Parameter domains for unique AI states identified

Bifurcation structures and horseshoe-like orbits computed

Conjecture on symbol sequences differing in one position

Abstract

We study the dynamics of the three-dimensional quadratic diffeomorphism using a concept first introduced thirty years ago for the Frenkel-Kontorova model of condensed matter physics: the anti-integrable (AI) limit. At the traditional AI limit, orbits of a map degenerate to sequences of symbols and the dynamics is reduced to the shift operator, a pure form of chaos. Under nondegeneracy conditions, a contraction mapping argument can show that infinitely many AI states continue to orbits of the deterministic map. For the 3D quadratic map, the AI limit that we study is a quadratic correspondence whose branches, a pair of one-dimensional maps, introduce symbolic dynamics on two symbols. The AI states, however, are nontrivial orbits of this correspondence. The character of these orbits depends on whether the quadratic takes the form of an ellipse, a hyperbola, or a pair of lines. Using contraction arguments, we find parameter domains for each case such that each symbol sequence corresponds to a unique AI state.
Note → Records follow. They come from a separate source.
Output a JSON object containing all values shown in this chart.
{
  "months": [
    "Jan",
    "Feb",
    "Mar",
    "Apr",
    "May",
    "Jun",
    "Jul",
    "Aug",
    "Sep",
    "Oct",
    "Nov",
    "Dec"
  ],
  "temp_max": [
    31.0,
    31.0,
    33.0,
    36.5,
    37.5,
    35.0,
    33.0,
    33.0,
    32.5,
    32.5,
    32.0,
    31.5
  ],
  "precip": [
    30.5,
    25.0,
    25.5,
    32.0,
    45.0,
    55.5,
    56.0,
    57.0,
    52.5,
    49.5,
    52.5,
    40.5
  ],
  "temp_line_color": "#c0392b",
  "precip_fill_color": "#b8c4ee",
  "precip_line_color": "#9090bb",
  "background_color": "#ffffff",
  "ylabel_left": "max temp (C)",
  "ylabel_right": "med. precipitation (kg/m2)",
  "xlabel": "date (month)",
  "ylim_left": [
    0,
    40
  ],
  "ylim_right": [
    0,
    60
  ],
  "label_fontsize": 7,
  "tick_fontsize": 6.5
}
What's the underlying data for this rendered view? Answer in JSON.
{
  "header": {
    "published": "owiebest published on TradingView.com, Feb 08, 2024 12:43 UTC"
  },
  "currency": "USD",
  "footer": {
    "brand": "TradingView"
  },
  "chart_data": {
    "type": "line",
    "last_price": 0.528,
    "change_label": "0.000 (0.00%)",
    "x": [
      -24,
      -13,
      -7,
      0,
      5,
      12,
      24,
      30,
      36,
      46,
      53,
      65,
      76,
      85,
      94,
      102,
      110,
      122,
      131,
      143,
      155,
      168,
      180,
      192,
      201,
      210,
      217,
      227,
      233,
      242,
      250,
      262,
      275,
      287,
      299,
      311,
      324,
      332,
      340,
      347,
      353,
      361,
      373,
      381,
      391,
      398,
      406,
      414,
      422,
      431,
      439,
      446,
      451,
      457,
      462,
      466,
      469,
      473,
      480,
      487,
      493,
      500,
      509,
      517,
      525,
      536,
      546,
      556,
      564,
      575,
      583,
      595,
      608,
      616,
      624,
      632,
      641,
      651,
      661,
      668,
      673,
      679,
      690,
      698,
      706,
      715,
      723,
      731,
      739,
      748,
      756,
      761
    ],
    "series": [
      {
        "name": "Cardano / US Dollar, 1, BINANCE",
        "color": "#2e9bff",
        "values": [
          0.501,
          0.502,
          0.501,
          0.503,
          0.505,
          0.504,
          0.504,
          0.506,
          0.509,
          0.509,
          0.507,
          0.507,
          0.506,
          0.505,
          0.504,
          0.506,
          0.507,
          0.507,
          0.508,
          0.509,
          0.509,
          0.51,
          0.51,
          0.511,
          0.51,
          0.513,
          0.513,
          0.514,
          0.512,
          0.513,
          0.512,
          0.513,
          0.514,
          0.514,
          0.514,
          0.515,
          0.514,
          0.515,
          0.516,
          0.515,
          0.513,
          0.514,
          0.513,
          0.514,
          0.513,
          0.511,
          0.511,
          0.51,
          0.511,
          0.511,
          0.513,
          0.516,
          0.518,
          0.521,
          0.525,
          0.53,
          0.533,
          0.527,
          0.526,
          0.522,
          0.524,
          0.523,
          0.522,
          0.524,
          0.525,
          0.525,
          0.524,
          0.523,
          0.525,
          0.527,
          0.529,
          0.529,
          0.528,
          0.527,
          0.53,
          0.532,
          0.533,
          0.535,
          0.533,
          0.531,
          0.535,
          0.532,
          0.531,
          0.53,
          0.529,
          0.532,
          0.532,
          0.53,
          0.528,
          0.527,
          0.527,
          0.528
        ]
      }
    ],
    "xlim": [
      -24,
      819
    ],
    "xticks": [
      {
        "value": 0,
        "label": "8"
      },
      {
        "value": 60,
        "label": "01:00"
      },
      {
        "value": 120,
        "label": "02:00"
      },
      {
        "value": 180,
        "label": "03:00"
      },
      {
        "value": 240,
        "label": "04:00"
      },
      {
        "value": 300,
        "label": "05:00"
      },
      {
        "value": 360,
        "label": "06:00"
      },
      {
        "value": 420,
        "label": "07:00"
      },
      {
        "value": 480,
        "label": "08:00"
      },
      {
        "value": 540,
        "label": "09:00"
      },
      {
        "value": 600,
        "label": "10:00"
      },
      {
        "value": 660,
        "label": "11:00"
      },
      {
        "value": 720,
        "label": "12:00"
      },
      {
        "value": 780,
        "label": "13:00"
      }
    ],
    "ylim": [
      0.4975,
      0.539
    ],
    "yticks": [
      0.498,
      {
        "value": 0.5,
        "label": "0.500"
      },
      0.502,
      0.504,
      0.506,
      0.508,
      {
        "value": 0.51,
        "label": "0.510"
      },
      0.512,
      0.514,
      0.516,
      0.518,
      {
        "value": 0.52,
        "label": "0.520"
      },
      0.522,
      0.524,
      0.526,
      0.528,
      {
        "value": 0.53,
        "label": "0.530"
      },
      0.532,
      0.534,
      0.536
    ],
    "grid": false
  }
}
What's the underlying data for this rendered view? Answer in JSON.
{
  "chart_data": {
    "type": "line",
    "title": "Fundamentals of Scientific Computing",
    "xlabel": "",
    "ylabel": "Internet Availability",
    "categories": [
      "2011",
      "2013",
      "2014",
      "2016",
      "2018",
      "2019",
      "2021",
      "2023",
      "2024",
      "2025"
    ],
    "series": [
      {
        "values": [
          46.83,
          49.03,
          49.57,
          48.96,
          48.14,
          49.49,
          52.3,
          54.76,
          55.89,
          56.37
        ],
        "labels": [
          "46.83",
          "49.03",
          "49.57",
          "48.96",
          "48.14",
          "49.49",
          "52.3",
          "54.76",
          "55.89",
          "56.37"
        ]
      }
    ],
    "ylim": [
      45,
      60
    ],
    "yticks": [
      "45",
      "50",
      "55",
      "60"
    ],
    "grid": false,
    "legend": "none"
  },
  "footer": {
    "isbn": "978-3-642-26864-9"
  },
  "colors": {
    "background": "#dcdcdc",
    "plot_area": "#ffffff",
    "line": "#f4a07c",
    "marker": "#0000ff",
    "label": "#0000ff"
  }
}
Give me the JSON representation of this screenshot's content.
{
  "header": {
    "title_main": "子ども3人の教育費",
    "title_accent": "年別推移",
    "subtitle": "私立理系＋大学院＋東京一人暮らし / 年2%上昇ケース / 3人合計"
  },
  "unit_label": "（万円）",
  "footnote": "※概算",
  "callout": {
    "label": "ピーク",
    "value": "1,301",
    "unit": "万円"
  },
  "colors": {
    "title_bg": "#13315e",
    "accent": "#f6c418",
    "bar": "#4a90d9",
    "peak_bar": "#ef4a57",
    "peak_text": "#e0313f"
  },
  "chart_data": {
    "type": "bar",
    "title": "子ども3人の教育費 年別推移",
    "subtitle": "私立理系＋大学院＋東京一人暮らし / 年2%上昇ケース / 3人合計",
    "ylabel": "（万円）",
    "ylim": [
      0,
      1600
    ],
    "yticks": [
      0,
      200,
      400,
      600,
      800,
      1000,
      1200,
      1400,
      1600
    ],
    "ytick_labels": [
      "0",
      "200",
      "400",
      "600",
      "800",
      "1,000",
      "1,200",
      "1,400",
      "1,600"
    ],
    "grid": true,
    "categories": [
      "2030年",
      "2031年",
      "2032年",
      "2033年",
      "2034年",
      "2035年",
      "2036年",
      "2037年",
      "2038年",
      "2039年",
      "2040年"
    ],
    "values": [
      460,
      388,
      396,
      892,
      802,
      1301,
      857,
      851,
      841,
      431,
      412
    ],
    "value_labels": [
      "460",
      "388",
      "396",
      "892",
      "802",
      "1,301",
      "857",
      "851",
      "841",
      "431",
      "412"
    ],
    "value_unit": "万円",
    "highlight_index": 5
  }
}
In some parameter domains, sufficient conditions are then found for each such AI state to continue away from the limit to become an orbit of the original 3D map. Numerical continuation methods extend these results, allowing computation of bifurcations and obtaining orbits with horseshoe-like structures and intriguing self-similarity. We conjecture that pairs of periodic orbits in saddle-node or period doubling bifurcations have symbol sequences that differ in exactly one position.